Estatuto Político-Administrativo da Região

PS admite pequenas alterações sobre reparos de Cavaco Silva a Estatuto


 

Lusa/AO online   Regional   9 de Set de 2008, 16:23

A maioria PS admitiu pequenas alterações ao Estatuto Político-Administrativo dos Açores nas matérias que levantaram reservas ao Presidente da República, Cavaco Silva, quanto aos poderes presidenciais.
Os deputados debateram esta terça-feira, na Comissão Permanente da Assembleia, o veto presidencial, decorrente do “chumbo” de oito normas do Estatuto pelo Tribunal Constitucional, depois de lida a mensagem de Cavaco Silva ao Parlamento.

    Ricardo Rodrigues, vice-presidente da bancada socialista, advertiu que Cavaco Silva, ao não suscitar a questão da constitucionalidade sobre os poderes presidenciais, “conformou-se com elas”.

    “Não o tendo feito, conformou-se com elas”, afirmou Ricardo Rodrigues, abrindo, porém, a porta a alterações para se obter de novo “um consenso” quanto ao Estatuto, aprovado por unanimidade no Parlamento.

    “O PS está disposto para encontrar soluções que melhor se adequar aquilo que é o texto constitucional para termos novamente o Estatuto Político-Administrativo dos Açores aprovado mais uma por unanimidade, sem celeuma nem drama”, acrescentou.

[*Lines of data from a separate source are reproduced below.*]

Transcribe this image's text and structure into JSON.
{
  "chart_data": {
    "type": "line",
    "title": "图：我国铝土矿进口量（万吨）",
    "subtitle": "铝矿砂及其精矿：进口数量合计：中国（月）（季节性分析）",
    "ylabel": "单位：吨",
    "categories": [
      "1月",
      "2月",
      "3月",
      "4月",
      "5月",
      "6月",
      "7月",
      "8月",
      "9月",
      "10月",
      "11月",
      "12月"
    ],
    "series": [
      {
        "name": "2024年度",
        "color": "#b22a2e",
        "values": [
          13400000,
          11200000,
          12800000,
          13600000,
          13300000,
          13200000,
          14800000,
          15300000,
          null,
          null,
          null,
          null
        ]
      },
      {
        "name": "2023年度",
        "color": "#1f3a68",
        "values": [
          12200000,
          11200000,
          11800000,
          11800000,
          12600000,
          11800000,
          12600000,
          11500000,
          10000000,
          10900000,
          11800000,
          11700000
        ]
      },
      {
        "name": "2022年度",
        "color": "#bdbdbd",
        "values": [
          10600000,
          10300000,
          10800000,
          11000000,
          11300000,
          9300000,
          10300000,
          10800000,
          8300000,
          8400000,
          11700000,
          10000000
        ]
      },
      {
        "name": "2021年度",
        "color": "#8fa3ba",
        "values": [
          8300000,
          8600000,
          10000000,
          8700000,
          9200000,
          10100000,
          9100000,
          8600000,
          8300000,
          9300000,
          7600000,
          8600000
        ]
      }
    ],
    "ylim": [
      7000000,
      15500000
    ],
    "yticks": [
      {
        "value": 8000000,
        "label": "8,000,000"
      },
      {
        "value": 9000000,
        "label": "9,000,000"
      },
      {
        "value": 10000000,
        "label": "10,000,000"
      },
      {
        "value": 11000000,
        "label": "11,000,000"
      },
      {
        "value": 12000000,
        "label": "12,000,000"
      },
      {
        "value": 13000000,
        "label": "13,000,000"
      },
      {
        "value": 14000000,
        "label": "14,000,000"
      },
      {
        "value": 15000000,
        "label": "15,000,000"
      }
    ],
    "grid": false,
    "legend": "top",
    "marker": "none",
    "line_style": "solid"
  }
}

    Uma fonte da direcção da bancada socialista confirmou à Agência Lusa que o PS pondera apresentar propostas relativas às questões levantadas por Cavaco Silva “se isso contribuir para o consenso”.

    A 31 de Julho, numa declaração ao país, Cavaco Silva alertou para a possibilidade de o novo Estatuto dos Açores colocar em causa a separação de poderes e as competências dos órgãos de soberania consagrados na Constituição.

    O Estatuto, afirmou, tem “normas que suscitam sérias reservas de natureza político institucional”, além daquelas consideradas inconstitucionais pelo Tribunal Constitucional, dando como exemplo o procedimento para a dissolução do Parlamento Regional, ao prever a audição do Assembleia Legislativa.

    Cavaco Silva já tinha pedido, a 04 de Julho, a fiscalização preventiva da constitucionalidade do diploma e o Tribunal Constitucional “chumbou” oito normas do diploma.

    No debate, Ricardo Rodrigues lembrou que Cavaco Silva admitiu ser essa já a sua prática e que o artigo 229 da Constituição ao determinar que os órgãos de soberania “ouvirão sempre, relativamente às questões da sua competência respeitantes às regiões autónomas, os órgãos de governo regional”.

    Pelo PSD, o deputado Mota Amaral afirmou-se a favor da manutenção das “soluções aprovadas pela Assembleia da República”, com “o devido respeito” às “observações contidas na mensagem presidencial”.

    No entanto, e dando sequência às “observações” presidenciais, o ex-presidente do Governo Regional dos Açores afirmou que a bancada do PSD vai retomar a proposta para que o Estatuto se limite a “repetir o genérico princípio constitucional de audição obrigatória dos órgãos de governo próprio”.

    Essa “audição qualificada”, que “culmina com um simples parecer, obviamente não vinculativo, é uma prova de confiança na maturidade das instituições autonómicas”.

    As propostas de alteração tanto ao Estatuto Político-Administrativo dos Açores como ao regime jurídico do divórcio vão ser entregues até às 13:00 (hora de Lisboa) de quarta-feira, anunciou o presidente do Parlamento, Jaime Gama.